What is the issue or problem addresses in your research?

Acute myeloid leukemia (AML) is a malignant disease characterized by the uncontrolled proliferation of immature cells. The subpopulation of leukemic stem cells (LSCs) initiates disease and causes relapse. Relapse is a major clinical challenge that leads to poor prognosis of adult patients with up to 60% of younger (<60 years) and 85% of older patients failing to attain long-term survival. A better understanding of LSC biology and their prognostic impact is critical to improve patients' outcomes.
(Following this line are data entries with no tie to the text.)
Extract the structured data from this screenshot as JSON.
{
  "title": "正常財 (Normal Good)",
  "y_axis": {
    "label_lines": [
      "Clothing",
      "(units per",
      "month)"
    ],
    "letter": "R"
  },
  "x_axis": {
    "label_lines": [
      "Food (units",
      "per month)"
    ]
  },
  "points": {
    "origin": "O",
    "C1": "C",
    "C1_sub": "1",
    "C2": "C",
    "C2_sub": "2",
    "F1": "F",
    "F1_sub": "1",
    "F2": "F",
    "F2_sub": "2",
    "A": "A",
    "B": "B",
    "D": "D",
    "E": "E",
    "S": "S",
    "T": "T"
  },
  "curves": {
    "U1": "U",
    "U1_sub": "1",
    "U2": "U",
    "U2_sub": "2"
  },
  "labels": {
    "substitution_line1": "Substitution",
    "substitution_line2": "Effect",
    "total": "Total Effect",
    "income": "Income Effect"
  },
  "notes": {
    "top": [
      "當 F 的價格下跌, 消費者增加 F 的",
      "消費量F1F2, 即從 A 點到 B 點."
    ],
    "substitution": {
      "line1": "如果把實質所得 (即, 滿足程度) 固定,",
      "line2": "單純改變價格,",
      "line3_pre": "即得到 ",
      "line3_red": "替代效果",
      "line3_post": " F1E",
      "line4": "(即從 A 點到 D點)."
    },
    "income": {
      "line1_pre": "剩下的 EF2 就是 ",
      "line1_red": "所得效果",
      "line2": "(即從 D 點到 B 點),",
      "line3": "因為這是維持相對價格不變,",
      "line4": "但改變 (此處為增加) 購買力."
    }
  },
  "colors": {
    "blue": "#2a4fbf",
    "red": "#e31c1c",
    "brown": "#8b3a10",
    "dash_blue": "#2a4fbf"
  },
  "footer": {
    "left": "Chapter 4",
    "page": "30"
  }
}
What methodology did you use in your research?

We calculated the 17-gene LSC score in 934 AML patients based on whole transcriptome expression data. Additionally, the mutational status of 80 cancer- and leukemia-associated genes (Eisfeld et al. Leukemia 2017;31:2211) was determined using targeted next-generation sequencing. All patients were treated on frontline Cancer and Leukemia Group B/Alliance protocols.

What are the purpose/rationale and implications of your research?

A better understanding of LSCs is important to improve AML patient outcome. We detected distinct mutational differences between patients with a high and low LSC score. Moreover, this score, derived from the expression of stemness-associated genes, has a prognostic impact.